Patience: this word is used when talking about the ability of someone to put up with the incompetence of others or be able to wait. For example, have ‘patience’, and your efforts will pay off.
Patients: is used when referring to those in need of medical attention, for instance, the old doctor had treated many ‘patients’ throughout his career.
Tyre: is (in British English) used when referring to the rubber covering of a wheel.

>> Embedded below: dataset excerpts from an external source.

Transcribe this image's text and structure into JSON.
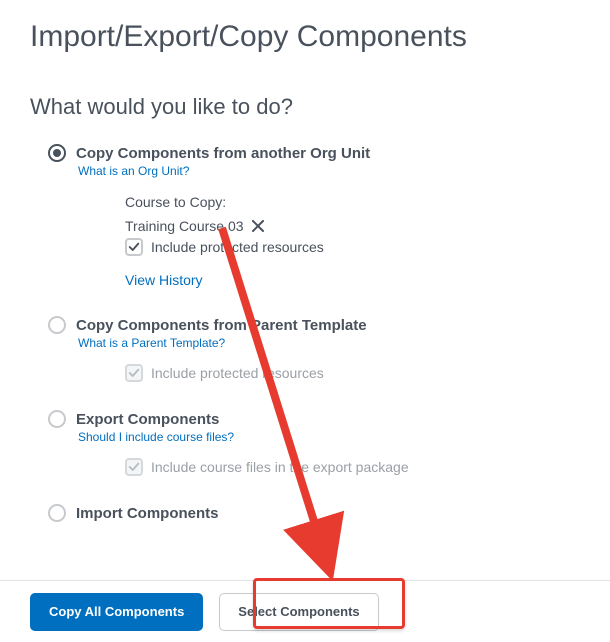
{
  "page": {
    "title": "Import/Export/Copy Components",
    "subtitle": "What would you like to do?"
  },
  "options": {
    "copy_org": {
      "label": "Copy Components from another Org Unit",
      "help": "What is an Org Unit?",
      "course_to_copy_label": "Course to Copy:",
      "course_name": "Training Course 03",
      "include_protected": "Include protected resources",
      "view_history": "View History"
    },
    "copy_parent": {
      "label": "Copy Components from Parent Template",
      "help": "What is a Parent Template?",
      "include_protected": "Include protected resources"
    },
    "export": {
      "label": "Export Components",
      "help": "Should I include course files?",
      "include_files": "Include course files in the export package"
    },
    "import": {
      "label": "Import Components"
    }
  },
  "footer": {
    "copy_all": "Copy All Components",
    "select": "Select Components"
  }
}
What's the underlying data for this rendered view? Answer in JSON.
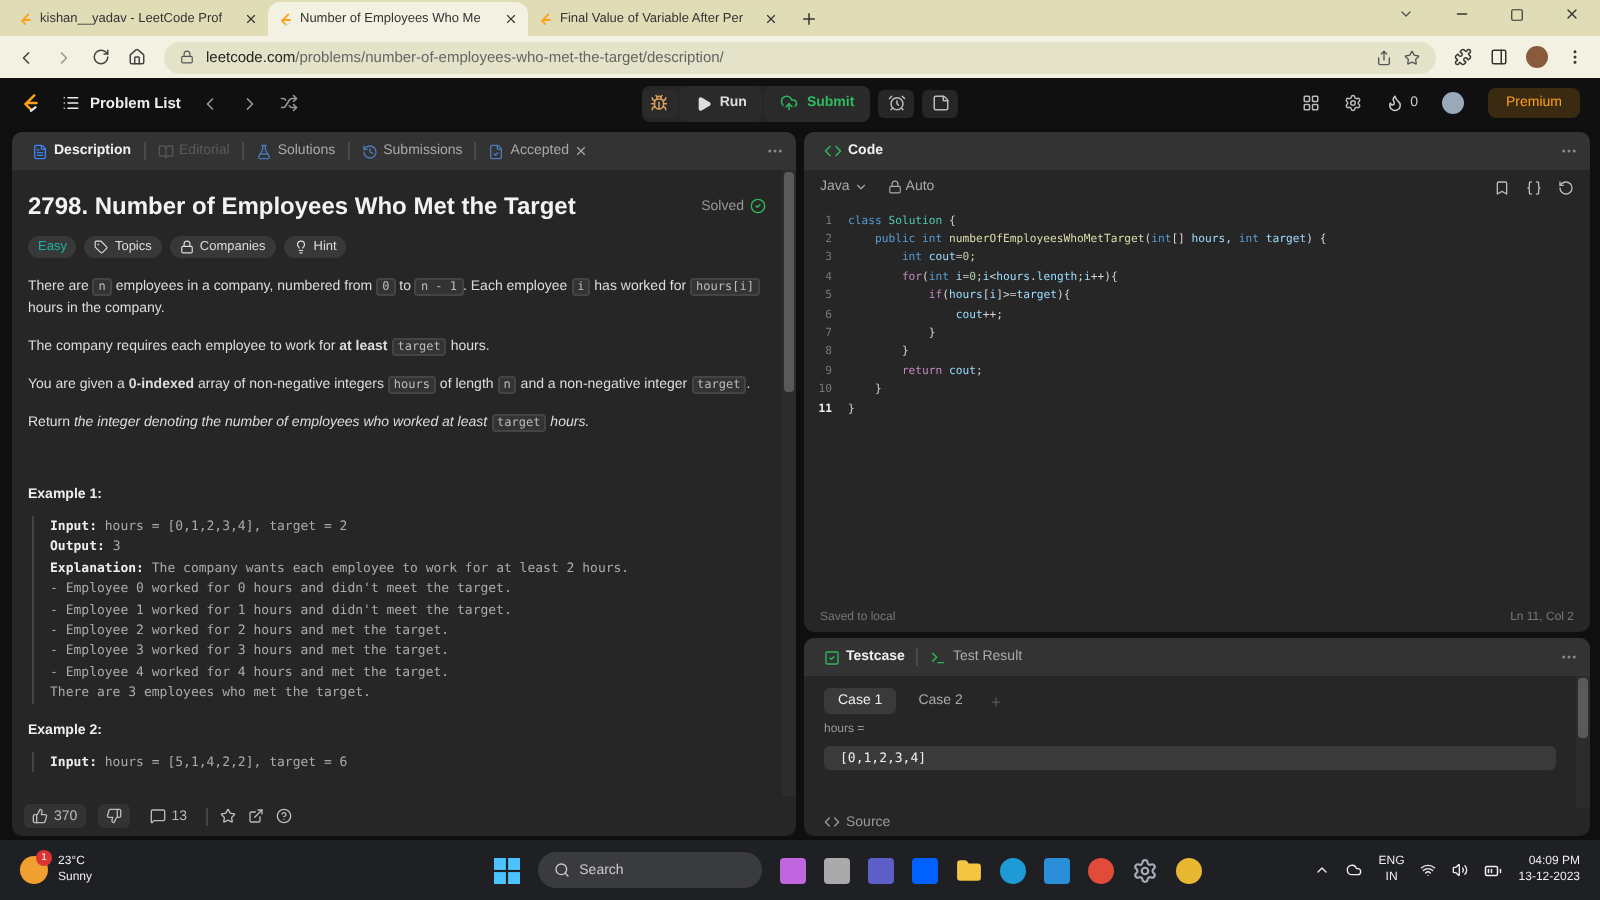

For example, the mechanic checked the truck’s ‘tyres‘.
Tire: is used when conveying sleepiness or exhaustion, for instance, after the hour-long walk home she was ‘tired’.
Bread: is the word to use when you are talking the food made from a dough of flour and water. For example, the baker had already sold five loaves of ‘bread’ by half past nine.
Bred: this is the past tense form of the word breed, meaning to procreate. For instance, she had been ‘bred’ for city life and hated the thought of moving to a small town.
Pail: is the word to use when referring to a bucket or container, for example, the boy carried the ‘pail’ of water outside to wash his bike.
Pale: is used to denote something as light in colour, or it can be used to say that something has become less important, for instance, he painted the bathroom a ‘pale’ shade of blue. When their house burned down, all other worries began to ‘pale’ in comparison.
Thrown: is the past tense of the word throw, and it is used when talking about sending something flying through the air, for example, he had gotten so frustrated with his computer that he had ‘thrown’ it out the window.
Throne: this word is used when speaking about the chair on which a King, Queen or another type of ruler may sit. For example, the King’s ‘throne’ was made of gold and silver and adorned with rare jewels.
Sale: is used when money is traded for something, for instance, the man was happy that the ‘sale’ of his house was complete.
Sail: This is a large sheet of fabric hoisted from a mast of a ship to catch the wind, which pushes the ship along. For example, the Captain ordered the raising of the main ‘sail’.
As always, thank you for reading, I appreciate it immensely.